L’H200, modello ancora più evoluto, è tecnicamente approvato sia da Washington sia da Pechino per l’export ma non ha ancora lasciato i magazzini: le due superpotenze non riescono ad accordarsi sulle condizioni della vendita. Lo stallo diplomatico si è così trasformato in una finestra commerciale per Huawei.

Il 950PR è anche l’unico chip domestico cinese a supportare una tecnica che elabora i calcoli dell’IA in formato numerico compresso, permettendo di gestire più operazioni al secondo a costi inferiori. È un vantaggio tecnico concreto, non solo sulla carta.

I test condotti da ByteDance e Alibaba all’inizio dell’anno, dopo la distribuzione dei campioni a gennaio, erano andati bene e gli ordini erano già stati pianificati. Il lancio di V4 ha trasformato quei piani in una corsa.

Una svolta strategica, non solo tecnica

La decisione di DeepSeek di ottimizzare V4 per l’hardware di Huawei è anche un atto politico coerente con le priorità di Pechino. Ossia costruire una filiera dell’IA indipendente dall’ecosistema americano.

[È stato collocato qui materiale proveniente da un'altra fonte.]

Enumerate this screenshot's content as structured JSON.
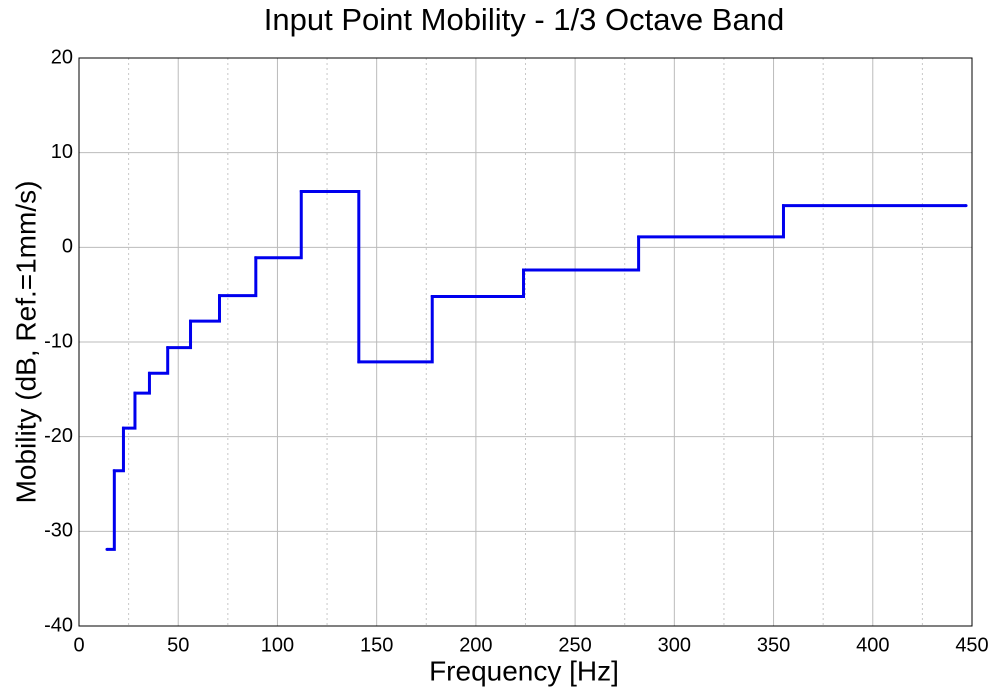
{
  "chart_data": {
    "type": "step",
    "title": "Input Point Mobility - 1/3 Octave Band",
    "xlabel": "Frequency [Hz]",
    "ylabel": "Mobility (dB, Ref.=1mm/s)",
    "x": [
      14.1,
      17.8,
      22.4,
      28.2,
      35.5,
      44.7,
      56.2,
      70.8,
      89.1,
      112,
      141,
      178,
      224,
      282,
      355,
      447
    ],
    "series": [
      {
        "name": "Mobility",
        "color": "#0000ee",
        "values": [
          -31.9,
          -23.6,
          -19.1,
          -15.4,
          -13.3,
          -10.6,
          -7.8,
          -5.1,
          -1.1,
          5.9,
          -12.1,
          -5.2,
          -2.4,
          1.1,
          4.4,
          4.4
        ]
      }
    ],
    "xlim": [
      0,
      450
    ],
    "xticks": [
      0,
      50,
      100,
      150,
      200,
      250,
      300,
      350,
      400,
      450
    ],
    "xminorticks": [
      25,
      75,
      125,
      175,
      225,
      275,
      325,
      375,
      425
    ],
    "ylim": [
      -40,
      20
    ],
    "yticks": [
      -40,
      -30,
      -20,
      -10,
      0,
      10,
      20
    ],
    "grid": true
  }
}
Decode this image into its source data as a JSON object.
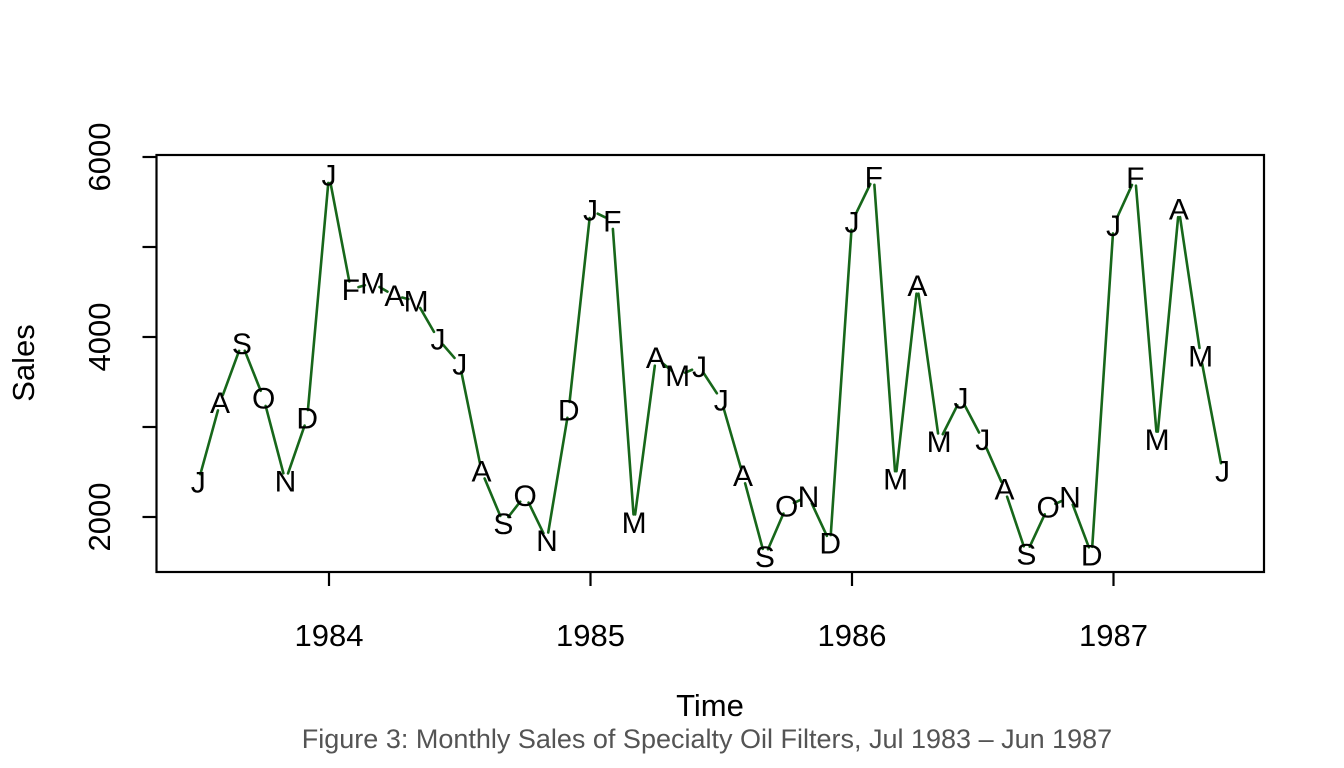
{
  "figure": {
    "caption": "Figure 3: Monthly Sales of Specialty Oil Filters, Jul 1983 – Jun 1987",
    "caption_color": "#545454",
    "background_color": "#ffffff"
  },
  "chart_data": {
    "type": "line",
    "title": "",
    "xlabel": "Time",
    "ylabel": "Sales",
    "legend": "none",
    "grid": false,
    "x_axis": {
      "tick_labels": [
        "1984",
        "1985",
        "1986",
        "1987"
      ],
      "tick_values": [
        1984,
        1985,
        1986,
        1987
      ],
      "range_years": [
        1983.34,
        1987.59
      ]
    },
    "y_axis": {
      "labeled_ticks": [
        2000,
        4000,
        6000
      ],
      "unlabeled_ticks": [
        3000,
        5000
      ],
      "range": [
        1400,
        6050
      ]
    },
    "style": {
      "line_color": "#17671a",
      "point_label_color": "#000000",
      "axis_color": "#000000",
      "point_marker": "month-initial-letters"
    },
    "series": [
      {
        "name": "Sales",
        "points": [
          {
            "year": 1983,
            "month": 7,
            "label": "J",
            "value": 2390
          },
          {
            "year": 1983,
            "month": 8,
            "label": "A",
            "value": 3270
          },
          {
            "year": 1983,
            "month": 9,
            "label": "S",
            "value": 3930
          },
          {
            "year": 1983,
            "month": 10,
            "label": "O",
            "value": 3320
          },
          {
            "year": 1983,
            "month": 11,
            "label": "N",
            "value": 2400
          },
          {
            "year": 1983,
            "month": 12,
            "label": "D",
            "value": 3100
          },
          {
            "year": 1984,
            "month": 1,
            "label": "J",
            "value": 5800
          },
          {
            "year": 1984,
            "month": 2,
            "label": "F",
            "value": 4530
          },
          {
            "year": 1984,
            "month": 3,
            "label": "M",
            "value": 4600
          },
          {
            "year": 1984,
            "month": 4,
            "label": "A",
            "value": 4460
          },
          {
            "year": 1984,
            "month": 5,
            "label": "M",
            "value": 4400
          },
          {
            "year": 1984,
            "month": 6,
            "label": "J",
            "value": 3980
          },
          {
            "year": 1984,
            "month": 7,
            "label": "J",
            "value": 3700
          },
          {
            "year": 1984,
            "month": 8,
            "label": "A",
            "value": 2510
          },
          {
            "year": 1984,
            "month": 9,
            "label": "S",
            "value": 1930
          },
          {
            "year": 1984,
            "month": 10,
            "label": "O",
            "value": 2240
          },
          {
            "year": 1984,
            "month": 11,
            "label": "N",
            "value": 1740
          },
          {
            "year": 1984,
            "month": 12,
            "label": "D",
            "value": 3190
          },
          {
            "year": 1985,
            "month": 1,
            "label": "J",
            "value": 5410
          },
          {
            "year": 1985,
            "month": 2,
            "label": "F",
            "value": 5290
          },
          {
            "year": 1985,
            "month": 3,
            "label": "M",
            "value": 1940
          },
          {
            "year": 1985,
            "month": 4,
            "label": "A",
            "value": 3770
          },
          {
            "year": 1985,
            "month": 5,
            "label": "M",
            "value": 3570
          },
          {
            "year": 1985,
            "month": 6,
            "label": "J",
            "value": 3670
          },
          {
            "year": 1985,
            "month": 7,
            "label": "J",
            "value": 3300
          },
          {
            "year": 1985,
            "month": 8,
            "label": "A",
            "value": 2460
          },
          {
            "year": 1985,
            "month": 9,
            "label": "S",
            "value": 1560
          },
          {
            "year": 1985,
            "month": 10,
            "label": "O",
            "value": 2120
          },
          {
            "year": 1985,
            "month": 11,
            "label": "N",
            "value": 2230
          },
          {
            "year": 1985,
            "month": 12,
            "label": "D",
            "value": 1710
          },
          {
            "year": 1986,
            "month": 1,
            "label": "J",
            "value": 5280
          },
          {
            "year": 1986,
            "month": 2,
            "label": "F",
            "value": 5780
          },
          {
            "year": 1986,
            "month": 3,
            "label": "M",
            "value": 2420
          },
          {
            "year": 1986,
            "month": 4,
            "label": "A",
            "value": 4570
          },
          {
            "year": 1986,
            "month": 5,
            "label": "M",
            "value": 2840
          },
          {
            "year": 1986,
            "month": 6,
            "label": "J",
            "value": 3320
          },
          {
            "year": 1986,
            "month": 7,
            "label": "J",
            "value": 2860
          },
          {
            "year": 1986,
            "month": 8,
            "label": "A",
            "value": 2310
          },
          {
            "year": 1986,
            "month": 9,
            "label": "S",
            "value": 1590
          },
          {
            "year": 1986,
            "month": 10,
            "label": "O",
            "value": 2110
          },
          {
            "year": 1986,
            "month": 11,
            "label": "N",
            "value": 2220
          },
          {
            "year": 1986,
            "month": 12,
            "label": "D",
            "value": 1580
          },
          {
            "year": 1987,
            "month": 1,
            "label": "J",
            "value": 5240
          },
          {
            "year": 1987,
            "month": 2,
            "label": "F",
            "value": 5770
          },
          {
            "year": 1987,
            "month": 3,
            "label": "M",
            "value": 2860
          },
          {
            "year": 1987,
            "month": 4,
            "label": "A",
            "value": 5420
          },
          {
            "year": 1987,
            "month": 5,
            "label": "M",
            "value": 3790
          },
          {
            "year": 1987,
            "month": 6,
            "label": "J",
            "value": 2510
          }
        ]
      }
    ]
  }
}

V4 è rilasciato come open source il che significa che chiunque può usarlo, modificarlo e commercializzarlo liberamente, e gira interamente su chip cinesi. Il modello viene addestrato su hardware Huawei e Cambricon.

Per anni l’azienda aveva faticato a conquistare ordini di rilievo dal settore tech cinese, nonostante le pressioni nazionalistiche e gli incentivi governativi. V4 ha cambiato la dinamica non perché Huawei abbia convinto i clienti, ma perché DeepSeek ha costruito un modello di frontiera che gira, e lo fa bene, sui chip di Huawei.

Il collo di bottiglia

La domanda esplode, l’offerta no. È questo il problema che pesa sull’intero scenario cinese. Huawei prevede di spedire circa 750.000 unità dell’Ascend 950PR nel corso del 2026, con la produzione di massa partita ad aprile e le spedizioni a piena capacità attese solo nella seconda metà dell’anno.

DeepSeek stessa ha avvertito che i vincoli di fornitura persisteranno fino a quando la scala produttiva non aumenterà, e che i prezzi del V4-Pro potrebbero calare in modo significativo solo nella seconda metà del 2026. Fino ad allora, gli sviluppatori beneficeranno di uno sconto del 75% sul modello, valido fino al 5 maggio.

Il problema produttivo non è risolvibile nel breve termine. I controlli statunitensi sulle esportazioni di macchinari avanzati per la fabbricazione di semiconduttori impediscono alla Cina di acquisire le attrezzature necessarie per produrre chip all’avanguardia in grandi quantità.

Huawei può progettare chip competitivi ma non può fabbricarli abbastanza in fretta. È il più grosso problema strutturale della strategia cinese di autonomia tecnologica: la domanda che si vorrebbe soddisfare con hardware domestico dipende ancora, indirettamente, da una catena produttiva che Washington controlla.